I am prone to spells where I feel out of control and as if I’m ‘going mad’.
I’ll try not to bore you – this is about the benefits I believe there are to be had in going back to where you felt happiest and safest – but I need to give you some background information first.
The vast majority of my childhood was spent in the Mile Cross area of Norwich. Those who know it will probably not speak highly of it. It’s not a nice place. But for me, it was home. From when I was a toddler until I had to move away in 2010, aged 17.
Specifically, it was this house. The one you can see the side of here. That was my bedroom window for nearly 15 years.

You may have seen my old cul-de-sac doing the rounds on the internet actually – as when viewed from above it does rather look like the Millennium Falcon.
It’s now more than six years since I left, but I admit I just can’t get over it.
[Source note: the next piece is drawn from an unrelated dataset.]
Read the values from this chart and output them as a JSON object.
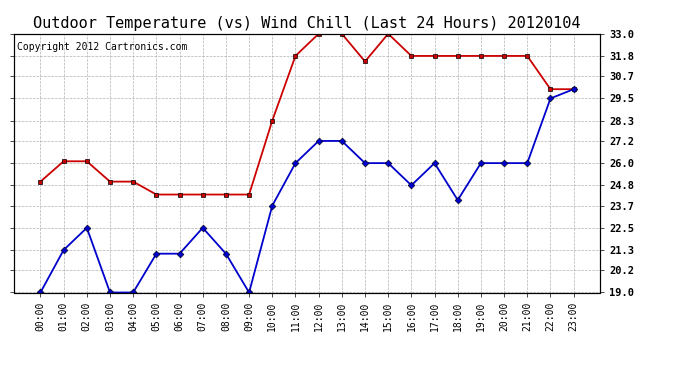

I still wish I lived there. I still have dreams in which I am back on familiar ground. When I’m having one of my bad spells I think about it even more.
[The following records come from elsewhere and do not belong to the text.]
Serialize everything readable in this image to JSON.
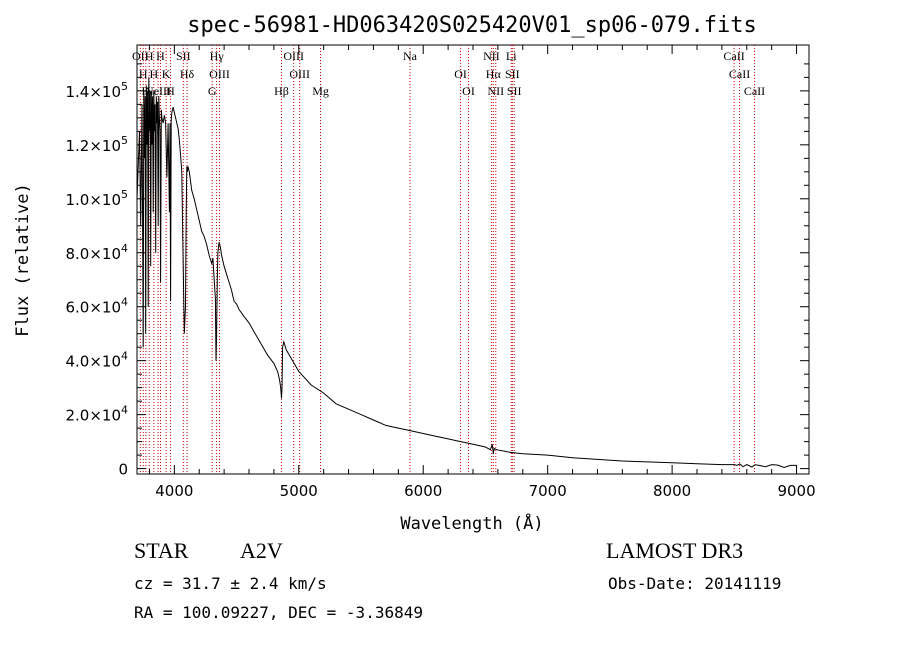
{
  "chart_data": {
    "type": "line",
    "title": "spec-56981-HD063420S025420V01_sp06-079.fits",
    "xlabel": "Wavelength (Å)",
    "ylabel": "Flux (relative)",
    "xlim": [
      3700,
      9100
    ],
    "ylim": [
      -2000,
      157000
    ],
    "xticks": [
      4000,
      5000,
      6000,
      7000,
      8000,
      9000
    ],
    "xtick_labels": [
      "4000",
      "5000",
      "6000",
      "7000",
      "8000",
      "9000"
    ],
    "yticks": [
      {
        "value": 0,
        "mant": "0",
        "exp": ""
      },
      {
        "value": 20000,
        "mant": "2.0×10",
        "exp": "4"
      },
      {
        "value": 40000,
        "mant": "4.0×10",
        "exp": "4"
      },
      {
        "value": 60000,
        "mant": "6.0×10",
        "exp": "4"
      },
      {
        "value": 80000,
        "mant": "8.0×10",
        "exp": "4"
      },
      {
        "value": 100000,
        "mant": "1.0×10",
        "exp": "5"
      },
      {
        "value": 120000,
        "mant": "1.2×10",
        "exp": "5"
      },
      {
        "value": 140000,
        "mant": "1.4×10",
        "exp": "5"
      }
    ],
    "series": [
      {
        "name": "spectrum",
        "x": [
          3700,
          3720,
          3730,
          3740,
          3750,
          3755,
          3760,
          3765,
          3770,
          3775,
          3780,
          3785,
          3790,
          3795,
          3800,
          3805,
          3810,
          3815,
          3820,
          3825,
          3830,
          3835,
          3840,
          3845,
          3850,
          3855,
          3860,
          3865,
          3870,
          3875,
          3880,
          3885,
          3890,
          3895,
          3900,
          3910,
          3920,
          3930,
          3940,
          3950,
          3960,
          3965,
          3970,
          3975,
          3980,
          3990,
          4000,
          4010,
          4020,
          4030,
          4040,
          4050,
          4060,
          4070,
          4080,
          4090,
          4095,
          4100,
          4105,
          4110,
          4115,
          4120,
          4140,
          4160,
          4180,
          4200,
          4220,
          4240,
          4260,
          4280,
          4300,
          4310,
          4320,
          4330,
          4335,
          4340,
          4345,
          4350,
          4360,
          4370,
          4380,
          4400,
          4420,
          4440,
          4460,
          4470,
          4480,
          4500,
          4520,
          4550,
          4600,
          4650,
          4700,
          4750,
          4800,
          4830,
          4845,
          4855,
          4861,
          4865,
          4870,
          4880,
          4900,
          4950,
          5000,
          5100,
          5200,
          5300,
          5400,
          5500,
          5600,
          5700,
          5800,
          5900,
          6000,
          6100,
          6200,
          6300,
          6400,
          6500,
          6540,
          6555,
          6563,
          6570,
          6590,
          6650,
          6700,
          6800,
          7000,
          7200,
          7400,
          7600,
          7800,
          8000,
          8200,
          8400,
          8500,
          8520,
          8545,
          8570,
          8600,
          8640,
          8665,
          8700,
          8750,
          8800,
          8850,
          8900,
          8950,
          9000
        ],
        "y": [
          100000,
          125000,
          90000,
          135000,
          45000,
          140000,
          115000,
          138000,
          50000,
          142000,
          120000,
          140000,
          60000,
          145000,
          125000,
          140000,
          75000,
          140000,
          120000,
          138000,
          95000,
          140000,
          125000,
          135000,
          80000,
          138000,
          128000,
          136000,
          90000,
          138000,
          130000,
          125000,
          69000,
          133000,
          130000,
          128000,
          131000,
          128000,
          108000,
          128000,
          95000,
          128000,
          62000,
          129000,
          132000,
          134000,
          132000,
          130000,
          128000,
          126000,
          122000,
          116000,
          110000,
          80000,
          50000,
          60000,
          95000,
          112000,
          110000,
          112000,
          111000,
          110000,
          103000,
          100000,
          96000,
          92000,
          88000,
          86000,
          83000,
          79000,
          76000,
          78000,
          70000,
          63000,
          40000,
          50000,
          70000,
          80000,
          84000,
          82000,
          79000,
          75000,
          72000,
          69000,
          66000,
          64000,
          62000,
          61000,
          59000,
          57000,
          54000,
          50000,
          46000,
          42000,
          39000,
          36000,
          33000,
          30000,
          26000,
          30000,
          45000,
          47000,
          44000,
          40000,
          36000,
          31000,
          28000,
          24000,
          22000,
          20000,
          18000,
          16000,
          15000,
          14000,
          13000,
          12000,
          11000,
          10000,
          9000,
          8000,
          7000,
          9000,
          5500,
          7500,
          7000,
          6500,
          6000,
          5500,
          5000,
          4000,
          3400,
          2800,
          2500,
          2200,
          1800,
          1500,
          1500,
          1200,
          1700,
          700,
          1500,
          600,
          1400,
          1200,
          700,
          1500,
          1300,
          400,
          1200,
          1200
        ]
      }
    ],
    "lines": [
      {
        "x": 3727,
        "label": "OII"
      },
      {
        "x": 3750,
        "label": "H"
      },
      {
        "x": 3771,
        "label": "H"
      },
      {
        "x": 3798,
        "label": "H"
      },
      {
        "x": 3835,
        "label": "H"
      },
      {
        "x": 3869,
        "label": "NeIII"
      },
      {
        "x": 3889,
        "label": "H"
      },
      {
        "x": 3934,
        "label": "K"
      },
      {
        "x": 3969,
        "label": "H"
      },
      {
        "x": 4072,
        "label": "SII"
      },
      {
        "x": 4102,
        "label": "Hδ"
      },
      {
        "x": 4304,
        "label": "G"
      },
      {
        "x": 4340,
        "label": "Hγ"
      },
      {
        "x": 4363,
        "label": "OIII"
      },
      {
        "x": 4861,
        "label": "Hβ"
      },
      {
        "x": 4959,
        "label": "OIII"
      },
      {
        "x": 5007,
        "label": "OIII"
      },
      {
        "x": 5175,
        "label": "Mg"
      },
      {
        "x": 5894,
        "label": "Na"
      },
      {
        "x": 6300,
        "label": "OI"
      },
      {
        "x": 6364,
        "label": "OI"
      },
      {
        "x": 6548,
        "label": "NII"
      },
      {
        "x": 6563,
        "label": "Hα"
      },
      {
        "x": 6583,
        "label": "NII"
      },
      {
        "x": 6707,
        "label": "Li"
      },
      {
        "x": 6716,
        "label": "SII"
      },
      {
        "x": 6731,
        "label": "SII"
      },
      {
        "x": 8498,
        "label": "CaII"
      },
      {
        "x": 8542,
        "label": "CaII"
      },
      {
        "x": 8662,
        "label": "CaII"
      }
    ]
  },
  "info": {
    "object_class": "STAR",
    "subclass": "A2V",
    "survey": "LAMOST DR3",
    "redshift": "cz = 31.7 ± 2.4 km/s",
    "obs_date": "Obs-Date: 20141119",
    "coords": "RA = 100.09227, DEC =  -3.36849"
  }
}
Today I had a bit of free time so I got in my car and went back to where I still call home.
Being back there, walking around the area, it was an odd feeling. It was as if my head was properly screwed on – I don’t remember even thinking about where I was going, my feet just took me on a circuit of the estate and right back to where I started.
You are entitled to think ‘for god’s sake, get over it and move on’, but believe me if it was that easy I would have done it a long time ago.
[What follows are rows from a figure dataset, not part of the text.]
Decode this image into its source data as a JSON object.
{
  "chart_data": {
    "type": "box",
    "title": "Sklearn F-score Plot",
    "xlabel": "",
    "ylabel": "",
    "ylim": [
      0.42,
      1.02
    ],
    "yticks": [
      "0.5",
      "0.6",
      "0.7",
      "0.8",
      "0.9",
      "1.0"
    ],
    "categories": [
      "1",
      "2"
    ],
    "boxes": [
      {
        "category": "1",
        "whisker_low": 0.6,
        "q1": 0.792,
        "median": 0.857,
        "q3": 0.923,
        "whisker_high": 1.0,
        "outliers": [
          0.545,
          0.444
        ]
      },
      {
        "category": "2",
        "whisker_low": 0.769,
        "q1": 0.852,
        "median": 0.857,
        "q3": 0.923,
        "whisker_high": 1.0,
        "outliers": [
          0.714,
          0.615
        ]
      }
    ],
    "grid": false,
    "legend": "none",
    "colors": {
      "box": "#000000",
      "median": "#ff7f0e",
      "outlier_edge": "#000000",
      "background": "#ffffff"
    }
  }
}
Not a great deal has changed. I only glanced at my old house as there was a car in the driveway and I’m not sure how I’d feel if I looked out of the window to see someone staring up at my home, but it was pretty much identical to how it looked when I was there. Although I don’t like their choice of curtains. Our old neighbours are also still there.
I went down a passageway out of the cul-de-sac and walking round to Bowers Avenue saw the first change. A newly built block of flats.

I carried on and came to the biggest buildings on the estate.
These blocks of flats are unmistakably 1960s, and they are big enough to be seen from Mousehold Heath.
I ended up going down the hill and taking a walk around Sloughbottom Park, the scene of countless kickabouts with my dad and where I used to train with and play for the Norman Wanderers Under 11s and Under 13s before I realised – some time after everyone else – that I was hopeless at football.
The pitch was in a rather better state than it used to be when I played on it about a decade ago.
If you’ve made it this far, thank you. You’ve put up with me being rather self-indulgent. But let me explain – I did this to attempt to reconnect with who I used to be. The happy, studious kid I was. For reasons I won’t share here, things went south for me when I stopped living here. So coming back enabled me to get those feelings of safety and security back, if only for an hour or so. Writing this up has helped me make it last that little bit longer.
Everyone has a place like this. A place where they have memories, a place where they were happy. If you’re feeling down or a bit lost, why not go back to that place? I promise you, it will do you the world of good.